En de f, vaart ‘ie net zo wel bij het sportieve pakketje? Ja, misschien nog wel beter. Ondanks dezelfde basis, is het verschil in ergonomie tussen beide namelijk opvallend groot. Enerzijds door de grote kuip (met iets ander instrumentenpaneel) voor je, anderzijds door onder meer een iets hoger stuur. Je zit gevoelsmatig veel meer in dan op de motor, minder actief vooral. Juist door iets meer reuring in de tent, lijkt het rijplezier daar exponentieel van te profiteren. ’t Wordt er geen wolf in schaapskleren door, maar het ietwat gezapige karakter verdwijnt wel stante pede met een druk op de startknop. Een beetje als het vrome kerkmeisje dat het jaren ’70 montuurtje afgooit en de knot losschudt tot een wild dansende haardos. Dat idee!

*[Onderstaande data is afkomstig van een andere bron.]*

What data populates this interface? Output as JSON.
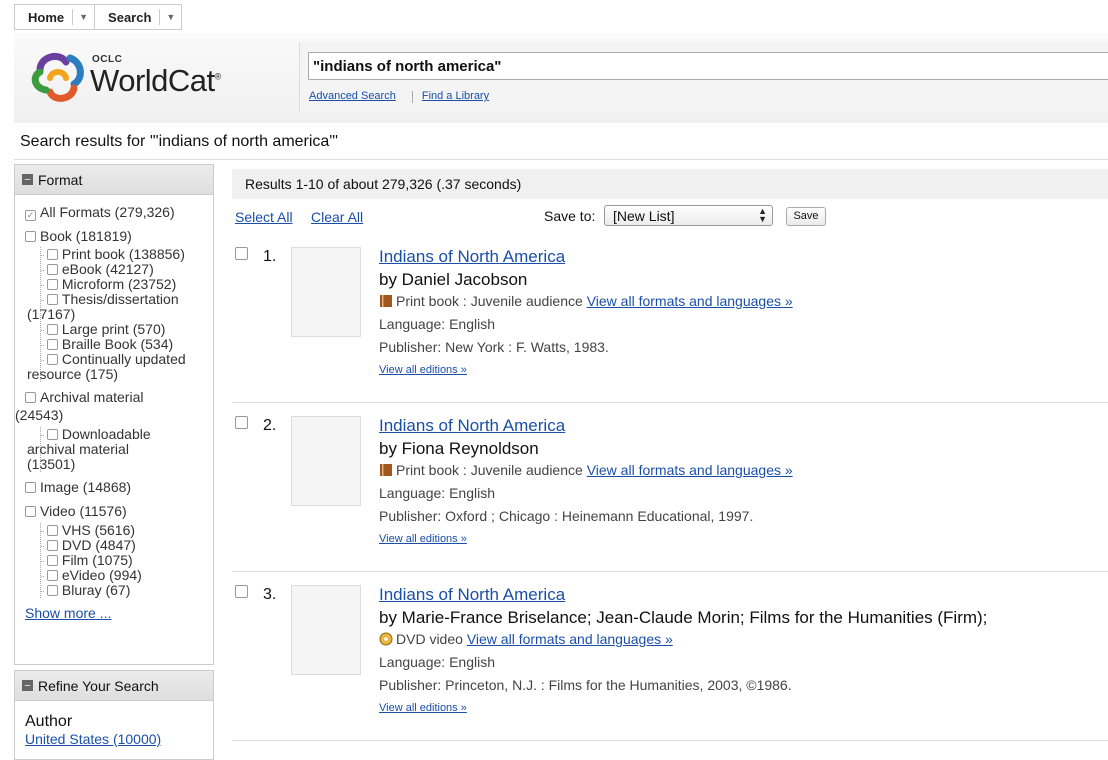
{
  "nav": {
    "home": "Home",
    "search": "Search"
  },
  "brand": {
    "oclc": "OCLC",
    "name": "WorldCat",
    "mark": "®"
  },
  "search": {
    "query": "\"indians of north america\"",
    "advanced": "Advanced Search",
    "find_library": "Find a Library"
  },
  "results_for": "Search results for '\"indians of north america\"'",
  "format_facet": {
    "heading": "Format",
    "items": [
      {
        "label": "All Formats (279,326)",
        "checked": true
      },
      {
        "label": "Book (181819)"
      },
      {
        "label": "Print book (138856)"
      },
      {
        "label": "eBook (42127)"
      },
      {
        "label": "Microform (23752)"
      },
      {
        "label": "Thesis/dissertation"
      },
      {
        "label": "(17167)"
      },
      {
        "label": "Large print (570)"
      },
      {
        "label": "Braille Book (534)"
      },
      {
        "label": "Continually updated"
      },
      {
        "label": "resource (175)"
      },
      {
        "label": "Archival material"
      },
      {
        "label": "(24543)"
      },
      {
        "label": "Downloadable"
      },
      {
        "label": "archival material"
      },
      {
        "label": "(13501)"
      },
      {
        "label": "Image (14868)"
      },
      {
        "label": "Video (11576)"
      },
      {
        "label": "VHS (5616)"
      },
      {
        "label": "DVD (4847)"
      },
      {
        "label": "Film (1075)"
      },
      {
        "label": "eVideo (994)"
      },
      {
        "label": "Bluray (67)"
      }
    ],
    "show_more": "Show more ..."
  },
  "refine": {
    "heading": "Refine Your Search",
    "author": "Author",
    "author_first": "United States (10000)"
  },
  "results": {
    "summary": "Results 1-10 of about 279,326 (.37 seconds)",
    "select_all": "Select All",
    "clear_all": "Clear All",
    "save_to": "Save to:",
    "list_value": "[New List]",
    "save_button": "Save"
  },
  "records": [
    {
      "num": "1.",
      "title": "Indians of North America",
      "author": "by Daniel Jacobson",
      "format": "Print book : Juvenile audience",
      "formats_link": "View all formats and languages »",
      "language": "Language: English",
      "publisher": "Publisher: New York : F. Watts, 1983.",
      "editions": "View all editions »"
    },
    {
      "num": "2.",
      "title": "Indians of North America",
      "author": "by Fiona Reynoldson",
      "format": "Print book : Juvenile audience",
      "formats_link": "View all formats and languages »",
      "language": "Language: English",
      "publisher": "Publisher: Oxford ; Chicago : Heinemann Educational, 1997.",
      "editions": "View all editions »"
    },
    {
      "num": "3.",
      "title": "Indians of North America",
      "author": "by Marie-France Briselance; Jean-Claude Morin; Films for the Humanities (Firm);",
      "format": "DVD video",
      "formats_link": "View all formats and languages »",
      "language": "Language: English",
      "publisher": "Publisher: Princeton, N.J. : Films for the Humanities, 2003, ©1986.",
      "editions": "View all editions »"
    }
  ],
  "icons": {
    "book": "book-icon",
    "dvd": "dvd-icon",
    "logo_colors": [
      "#6b3fa0",
      "#e05a2b",
      "#f2a51c",
      "#3a9c3e",
      "#2b7fc1"
    ]
  }
}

Terug naar de hamvraag: rechtvaardigt de meerwaarde van het Sport Edition pakket de meerprijs van krap 700 euro? Een uitgemaakte zaak, en dat dan niet puur klinisch bekeken. Het immers nogal moeilijk, en zeker persoonsafhankelijk, om een prijskaartje te hangen aan zaken als minder kilo’s, meer vermogen en koppel en/of uiterlijk. De ER-6 was door zijn toegankelijke karakter en niet alledaagse verschijning altijd al een klein feestje om te rijden en die feestvreugde wordt met toevoeging van het Sport Edition pakket naar een duidelijk hoger plan getild. En als rijplezier dan onbetaalbaar is, wat is dan 690 euro extra?